Learning German
Friday, 17 January
On and off in 2013, depending on how long we were here, I’ve been taking intensive German classes because I do not want to live in a place where I can’t communicate with the people. Today is the end of my first week back at it. I am very grateful to Kapitel Zwei (http://kapitel-zwei.de/en//learn-german-in-berlin-alexanderplatz) five minutes from our flat, right next to the Alexanderplatz, in the Berliner Zeitung building. It’s very reasonably priced and run by Daniela and Susanna, who are young and dynamic, as are all the teachers. Most of my fellow students are also very young—even my children are beginning to seem old in comparison. I don’t mind being the only old lady. I reckon it’s good for me. And I keep up, more or less.
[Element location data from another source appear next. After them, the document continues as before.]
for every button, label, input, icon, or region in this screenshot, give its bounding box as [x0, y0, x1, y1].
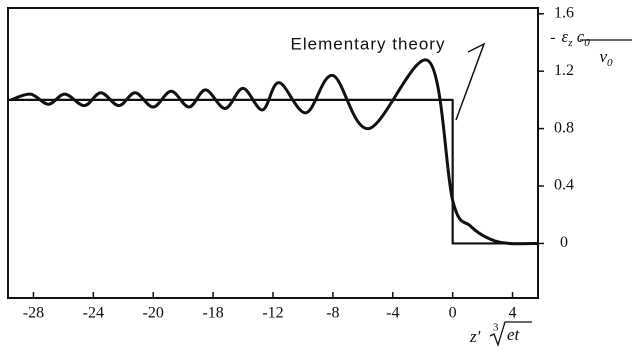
annotation-leader: [455, 42, 486, 121]
x-axis-label-radicand: et: [507, 325, 521, 344]
y-tick-label: 0.8: [554, 119, 574, 136]
y-tick-label: 0.4: [554, 177, 574, 194]
x-tick-label: -28: [23, 305, 44, 322]
step-line: [8, 98, 538, 245]
x-tick-label: -18: [202, 305, 223, 322]
x-tick-label: 0: [449, 305, 457, 322]
x-axis-label-root-index: 3: [493, 322, 499, 334]
x-tick-label: 4: [509, 305, 517, 322]
annotation: Elementary theory: [291, 34, 446, 53]
curve-line: [10, 58, 539, 246]
x-tick-label: -8: [326, 305, 339, 322]
y-tick-label: 0: [560, 234, 568, 251]
radical-sign: [489, 321, 532, 348]
y-label-part: ε: [562, 27, 569, 46]
x-tick-label: -24: [83, 305, 104, 322]
y-label-part: 0: [607, 57, 613, 69]
plot-frame: [7, 7, 539, 299]
y-label-part: v: [599, 47, 607, 66]
x-tick-label: -12: [262, 305, 283, 322]
x-tick-label: -4: [386, 305, 399, 322]
y-label-part: c: [573, 27, 585, 46]
y-tick-label: 1.2: [554, 62, 574, 79]
y-tick-label: 1.6: [554, 4, 574, 21]
y-label-sign: -: [550, 29, 555, 46]
y-axis-label-denominator: v0: [599, 47, 613, 69]
y-label-part: 0: [584, 37, 590, 49]
x-tick-label: -20: [143, 305, 164, 322]
x-axis-label: z': [469, 327, 481, 346]
y-axis-label: - εz c0: [550, 27, 590, 49]
y-label-part: z: [567, 37, 573, 49]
back of Berliner Zeitung building on a winter evening
To complement the classes, I walk around the streets of Berlin wearing headphones and listening to the radio. If only everyone were as easy to understand as the journalists on Deutschlandfunk. Actors on television, for example. Every Sunday we watch a show called Tatort, a national institution. It’s airs at 20h15, just after the news, which segues right into it, no ads. Tatort is what’s called in German ein Krimi, un polar in French and in English, I guess, a crime series. There are many, many such shows in Germany—in fact, one could say the nation is obsessed—but Tatort is considered the best. It takes place in different German cities, according the week, so the characters are changing but familiar. Most of the time, with the help of my husband, I get the drift of what’s going on. But not much more. Sometimes there are regional accents; most of the time it’s just that they speak really fast and in Umgangsprache. Only Germans would have a four-syllable word for street talk.
Anyway, I persist and hope some day it will all make sense.